Fishers might be picking nest sites too close to where bobcats are common, Erb speculated, meaning where old trees are left standing near logging sites, not just how many, may be a key factor.

"We hope we can get data that shows us where these adult female fishers are, what kind of habitat they are using, when they are so vulnerable to bobcat predation," Erb said.

Partners in the NRRI den box project include the Leech Lake Band of Minnesota Chippewa, the 1854 Treaty Authority, Vermilion Community College and UPM-Blandin Paper Co. The project was funded through a $190,000 grant from the Minnesota Environment and Natural Resources Trust Fund, the state's profits from lottery sales.

The fisher-bobcat GPS collar project also is on target to be funded from the trust fund through a $400,000 grant with the project continuing through 2024.

Fishers are the largest member of the weasel family in Minnesota, resembling a very large mink. They weigh as much as a red fox but have much shorter legs. Fishers are extremely agile and active predators. Excellent tree climbers, they can out-climb martens and red squirrels.

Fishers prey upon red squirrels, snowshoe hares, mice and voles and are the only natural predator of porcupines. Fishers will also eat insects and berries. Despite its name, the fisher does not catch or eat fish.

The fisher is a medium-sized, long-shaped predator that belongs to the weasel family. Adult fishers are 24-30 inches long, including their long, bushy tail. Female adults weigh 6-8 pounds; males weigh up to 18 pounds. Their fur is a grizzled dark brown, blackish on the rump and tail, with a white or cream-colored bib on their chest.

Fishers have had an up-and-down century or so in Minnesota.
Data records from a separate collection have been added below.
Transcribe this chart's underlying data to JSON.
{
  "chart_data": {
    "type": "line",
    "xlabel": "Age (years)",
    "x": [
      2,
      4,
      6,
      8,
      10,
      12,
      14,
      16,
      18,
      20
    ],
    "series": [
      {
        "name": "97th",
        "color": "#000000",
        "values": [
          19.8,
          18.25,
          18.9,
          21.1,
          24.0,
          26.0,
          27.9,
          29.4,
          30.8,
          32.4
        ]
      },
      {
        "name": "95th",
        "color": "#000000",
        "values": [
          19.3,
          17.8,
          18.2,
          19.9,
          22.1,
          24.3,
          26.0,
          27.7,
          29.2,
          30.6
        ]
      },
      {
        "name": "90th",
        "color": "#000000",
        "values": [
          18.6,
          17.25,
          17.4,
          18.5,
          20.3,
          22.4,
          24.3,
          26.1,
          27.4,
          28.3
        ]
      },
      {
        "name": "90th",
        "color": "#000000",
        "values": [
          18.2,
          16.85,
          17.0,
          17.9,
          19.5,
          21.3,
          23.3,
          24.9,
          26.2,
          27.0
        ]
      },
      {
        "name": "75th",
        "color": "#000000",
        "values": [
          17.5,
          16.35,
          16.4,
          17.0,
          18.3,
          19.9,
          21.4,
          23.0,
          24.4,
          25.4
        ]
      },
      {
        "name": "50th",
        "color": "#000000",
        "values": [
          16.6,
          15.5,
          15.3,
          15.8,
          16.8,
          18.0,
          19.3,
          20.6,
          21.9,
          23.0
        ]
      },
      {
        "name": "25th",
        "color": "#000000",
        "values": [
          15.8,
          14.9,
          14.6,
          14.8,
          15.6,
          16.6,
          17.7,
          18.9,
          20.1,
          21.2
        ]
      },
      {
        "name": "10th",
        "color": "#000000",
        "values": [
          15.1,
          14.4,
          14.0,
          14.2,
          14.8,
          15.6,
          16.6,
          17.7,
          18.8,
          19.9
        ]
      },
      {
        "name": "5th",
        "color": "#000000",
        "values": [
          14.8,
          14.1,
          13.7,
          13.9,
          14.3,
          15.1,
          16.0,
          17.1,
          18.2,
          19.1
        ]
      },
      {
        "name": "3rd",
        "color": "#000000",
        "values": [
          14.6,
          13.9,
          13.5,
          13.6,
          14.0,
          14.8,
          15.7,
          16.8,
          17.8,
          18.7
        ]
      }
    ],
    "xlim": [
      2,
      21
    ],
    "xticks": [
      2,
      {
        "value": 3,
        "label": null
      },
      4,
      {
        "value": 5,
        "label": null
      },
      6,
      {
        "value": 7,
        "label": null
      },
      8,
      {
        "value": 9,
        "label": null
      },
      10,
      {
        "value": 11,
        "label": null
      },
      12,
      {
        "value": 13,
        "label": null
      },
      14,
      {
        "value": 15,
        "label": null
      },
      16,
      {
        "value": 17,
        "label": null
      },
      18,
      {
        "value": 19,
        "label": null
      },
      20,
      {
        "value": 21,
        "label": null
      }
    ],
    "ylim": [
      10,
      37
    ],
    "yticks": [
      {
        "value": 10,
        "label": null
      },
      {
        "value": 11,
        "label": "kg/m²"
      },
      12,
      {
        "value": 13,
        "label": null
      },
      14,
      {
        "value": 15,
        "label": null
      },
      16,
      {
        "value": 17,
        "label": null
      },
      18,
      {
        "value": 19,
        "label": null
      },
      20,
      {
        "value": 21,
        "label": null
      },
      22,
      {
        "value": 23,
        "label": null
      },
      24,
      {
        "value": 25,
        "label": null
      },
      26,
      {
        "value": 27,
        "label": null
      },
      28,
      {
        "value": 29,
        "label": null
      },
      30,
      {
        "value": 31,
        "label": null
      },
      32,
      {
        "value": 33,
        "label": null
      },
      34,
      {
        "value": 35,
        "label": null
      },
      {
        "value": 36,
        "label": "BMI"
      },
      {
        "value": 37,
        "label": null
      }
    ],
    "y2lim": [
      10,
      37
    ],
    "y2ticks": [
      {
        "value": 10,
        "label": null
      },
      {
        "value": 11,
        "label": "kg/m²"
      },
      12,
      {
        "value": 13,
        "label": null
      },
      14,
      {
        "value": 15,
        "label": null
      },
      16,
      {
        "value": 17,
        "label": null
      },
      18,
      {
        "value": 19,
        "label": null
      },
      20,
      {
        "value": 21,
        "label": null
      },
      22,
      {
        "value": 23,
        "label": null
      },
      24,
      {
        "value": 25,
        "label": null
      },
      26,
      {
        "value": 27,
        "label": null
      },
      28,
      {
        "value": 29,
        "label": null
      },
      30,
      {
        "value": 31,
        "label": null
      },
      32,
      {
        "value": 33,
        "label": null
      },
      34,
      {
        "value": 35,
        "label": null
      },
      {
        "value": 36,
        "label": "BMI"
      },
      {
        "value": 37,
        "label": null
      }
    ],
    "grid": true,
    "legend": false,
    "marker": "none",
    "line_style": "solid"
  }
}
They were trapped and logged nearly out of existence by the early 1900s, considered extirpated from Minnesota forests. But by the late 1950s, as forests grew back and aged, fishers started to show up again. By the 1970s, Minnesota was allowing trappers to kill a limited number of fishers each year. Then that harvest got too high, topping 3,000 in 1979, leading the DNR to close the season entirely by 1980.

Fisher numbers built again, peaking in the early 2000s at more than 16,000.

Again, trapping increased, to a high of 3,251 killed in 2006 during a 16-day season with a five-fisher limit. The population dipped again to just 6,000 and by 2018 the DNR had cut the fisher trapping season to just six days, with a two-fisher limit, and only 510 were killed.

Erb said the northern Minnesota population appears to have stabilized at the lower level now, much like Minnesota moose, with an estimated 7,000 fishers across the landscape.

While their numbers are flat now after a steep decline in the north, Erb notes fishers continue to push south and west in Minnesota, and have sustained populations in agricultural areas, especially in hardwood forests of southeastern Minnesota. Fishers also are re-colonizing the Red River Valley area of northwestern Minnesota, Erb said.

The Minnesota Department of Natural Resources allows a short trapping season on fishers and their smaller cousins, pine marten, this year set for Dec. 17-25. The season limit is two of either combined.

Like most members of the weasel family, female fishers have what is called "delayed implantation." Females get pregnant in spring, just 10 days after they have given birth. For the next several months, the young exist as tiny embryos. Then, two months before being born, the embryos develop into fetuses.

One to five young fishers are born in a hollow tree, log or rock cavity. Within days after giving birth, the female will seek out a new mate. Young fishers stay with their mothers for just a few months. The young leave the female in early fall to find their own home territory.

Fishers prefer large areas of continuous forest, particularly older timber stands. They are adaptable, but avoid open areas. They prefer the edges of conifer stands when these are adjacent to stands of deciduous trees. Hollow trees are their primary denning sites, but they occasionally den in rock crevices, abandoned beaver lodges in dry ponds and old porcupine dens.